Ölümsüz denizanası olarak bilinen canlı, yaşlanmaya başladığında biyolojik gelişimini tersine çevirerek sonsuza dek yaşayabiliyor.
Lisedeki biyoloji dersinde her canlının bir şekilde doğduğu, büyüdüğü ve öldüğünü öğrenmişizdir. Canlıların büyük bir bölümü bu sıralamaya göre hayatlarını devam ettirir, ancak sıralamayı kendi lehine değiştirmeyi öğrenmiş canlılar da mevcuttur. Ölümsüz denizanası, yani Turritopsis doohmii, dilediği zaman ölümü atlatabilen ve yeniden doğabilen canlılardan birisi.
Bu sıra dışı denizanası, hayatının farklı dönemleri arasındaki geçiş yaparak ölümden kurtuluyor. İlk olarak birçok canlı gibi polip olarak hayatına başlayan denizanası, yeterince olgunlaşmasının ardından tomurcuklanan polipten kopuyor ve kendi başına su içerisindeki yaşamına başlıyor. “Ephyra” olarak isimlendirilen bu formunda bir larvayı andıran canlı, suyun sıcaklığına bağlı olarak hızlı bir şekilde kendini geliştirmeye başlıyor. Son olarak da “medusa” olarak bilinen yetişkin formuna ulaşıyor ve yaşamını bu formda devam ettirmeye başlıyor. Denizanasının polipten medusa formuna ulaşması su sıcaklığı 20 derece ise 30 günde, 22 derece ise 18 ile 22 günde gerçekleşiyor.
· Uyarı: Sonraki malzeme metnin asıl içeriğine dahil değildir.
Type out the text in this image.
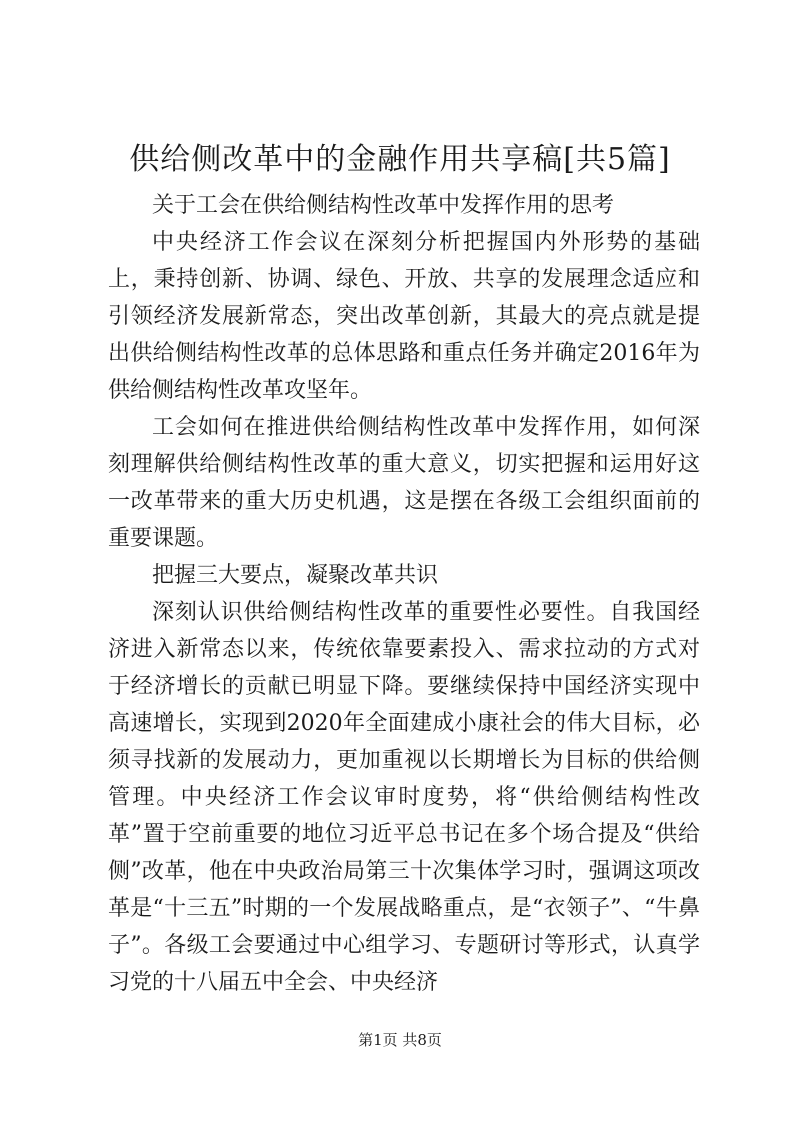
供给侧改革中的金融作用共享稿[共5篇]

关于工会在供给侧结构性改革中发挥作用的思考

中央经济工作会议在深刻分析把握国内外形势的基础上，秉持创新、协调、绿色、开放、共享的发展理念适应和引领经济发展新常态，突出改革创新，其最大的亮点就是提出供给侧结构性改革的总体思路和重点任务并确定2016年为供给侧结构性改革攻坚年。

工会如何在推进供给侧结构性改革中发挥作用，如何深刻理解供给侧结构性改革的重大意义，切实把握和运用好这一改革带来的重大历史机遇，这是摆在各级工会组织面前的重要课题。

把握三大要点，凝聚改革共识

深刻认识供给侧结构性改革的重要性必要性。自我国经济进入新常态以来，传统依靠要素投入、需求拉动的方式对于经济增长的贡献已明显下降。要继续保持中国经济实现中高速增长，实现到2020年全面建成小康社会的伟大目标，必须寻找新的发展动力，更加重视以长期增长为目标的供给侧管理。中央经济工作会议审时度势，将“供给侧结构性改革”置于空前重要的地位习近平总书记在多个场合提及“供给侧”改革，他在中央政治局第三十次集体学习时，强调这项改革是“十三五”时期的一个发展战略重点，是“衣领子”、“牛鼻子”。各级工会要通过中心组学习、专题研讨等形式，认真学习党的十八届五中全会、中央经济

第1页 共8页
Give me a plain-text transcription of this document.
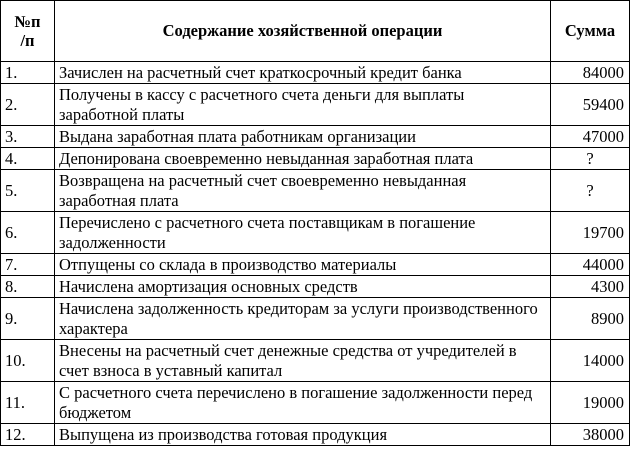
№п
/п	Содержание хозяйственной операции	Сумма
1.	Зачислен на расчетный счет краткосрочный кредит банка	84000
2.	Получены в кассу с расчетного счета деньги для выплаты заработной платы	59400
3.	Выдана заработная плата работникам организации	47000
4.	Депонирована своевременно невыданная заработная плата	?
5.	Возвращена на расчетный счет своевременно невыданная заработная плата	?
6.	Перечислено с расчетного счета поставщикам в погашение задолженности	19700
7.	Отпущены со склада в производство материалы	44000
8.	Начислена амортизация основных средств	4300
9.	Начислена задолженность кредиторам за услуги производственного характера	8900
10.	Внесены на расчетный счет денежные средства от учредителей в счет взноса в уставный капитал	14000
11.	С расчетного счета перечислено в погашение задолженности перед бюджетом	19000
12.	Выпущена из производства готовая продукция	38000
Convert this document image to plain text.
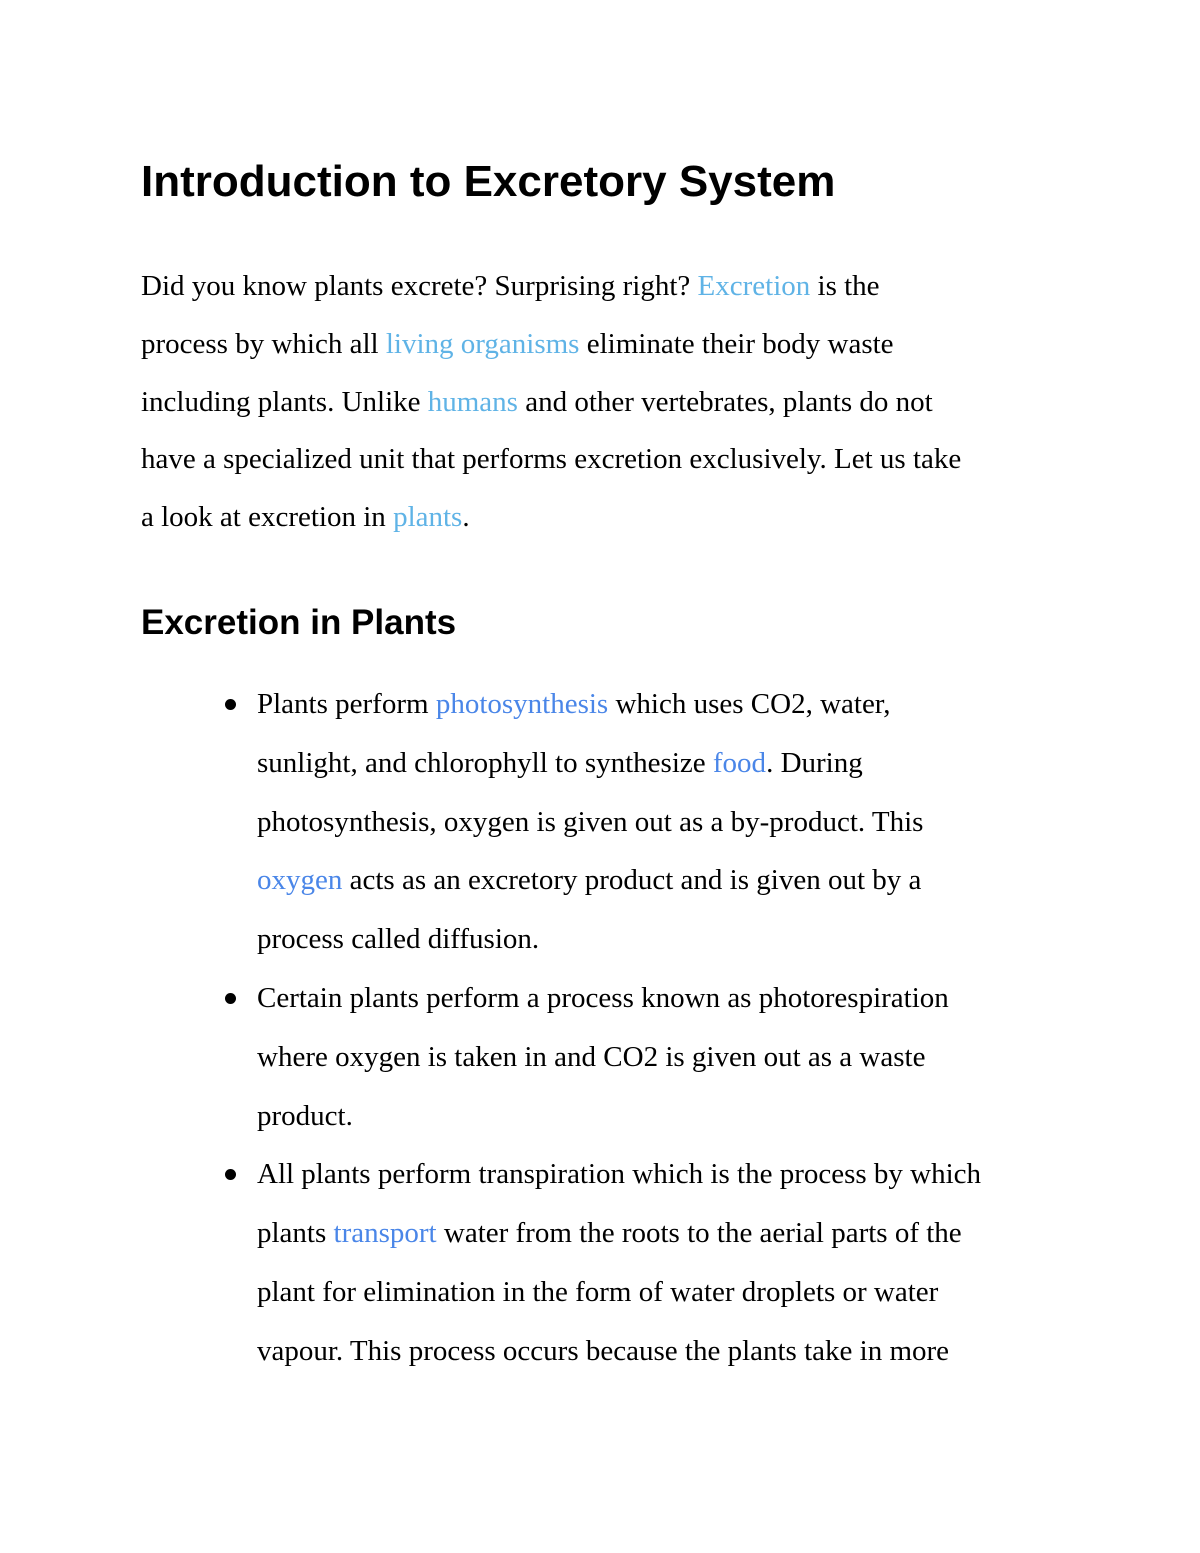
Introduction to Excretory System

Did you know plants excrete? Surprising right? Excretion is the
process by which all living organisms eliminate their body waste
including plants. Unlike humans and other vertebrates, plants do not
have a specialized unit that performs excretion exclusively. Let us take
a look at excretion in plants.

Excretion in Plants
Plants perform photosynthesis which uses CO2, water,
sunlight, and chlorophyll to synthesize food. During
photosynthesis, oxygen is given out as a by-product. This
oxygen acts as an excretory product and is given out by a
process called diffusion.
Certain plants perform a process known as photorespiration
where oxygen is taken in and CO2 is given out as a waste
product.
All plants perform transpiration which is the process by which
plants transport water from the roots to the aerial parts of the
plant for elimination in the form of water droplets or water
vapour. This process occurs because the plants take in more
Ölümsüz denizanası nasıl yeniden doğuyor?
Medusa formunda yaşamını sürdüren canlı, bilim insanlarının henüz keşfedemediği bir genin etkin duruma gelmesiyle birlikte giderek küçülmeye başlıyor. Bu gen yalnızca denizanası ciddi bir yara aldığında veya uzun süre aç kaldığında etkinleşiyor, yani bir stres etkenine gereklilik duyuyor. Genin etkinleşmesiyle başlayan ve canlının kendi içinde küçüldüğü “transdiferansiyasyon” süreci, denizanasının herhangi bir tabana tutunmasını ve “stolon” olarak isimlendirilen uzuvlarını tabana yapıştırmasını da kapsıyor. Bu noktadan sonra giderek daha da küçülen medusa, ilk zamanlarında olduğu gibi bir polip kolonisine dönüşüyor. Eşeysiz olarak üreyen bu canlı, poliplerin tomurcuklanmasıyla birlikte yeniden ephyra olarak koloniden ayrılıyor ve medusaya dönüşeceği bir büyüme evresini başlatıyor.
Her ne kadar “ölümsüz” olarak isimlendirilse de bu denizanasının ölmesine neden olabilen birçok etken mevcuttur. Yani bir avcı tarafından yenildiğinde veya tamamen parçalandığında yeniden polip formuna dönebilmesi mümkün değildir. Ancak yaşlanmadan etkilenmemesi ve bu yeniden gelişme sürecini istediği kadar tekrar edebilmesi, biyolojik açıdan denizanasının ölümsüz olduğu anlamına geliyor.
Yalnızca 4,5 mm uzunluğundaki bu canlının Akdeniz’de ve Japonya kıyılarında yaşadığı bilinmekte. Tekrar tekrar doğabilmesi sayesinde var olan en dayanıklı canlılar arasında gösteriliyor, fakat yalnızca 4,5 mm boyundaki bu canlının en iyi avcılar arasında olduğu da söylenemez.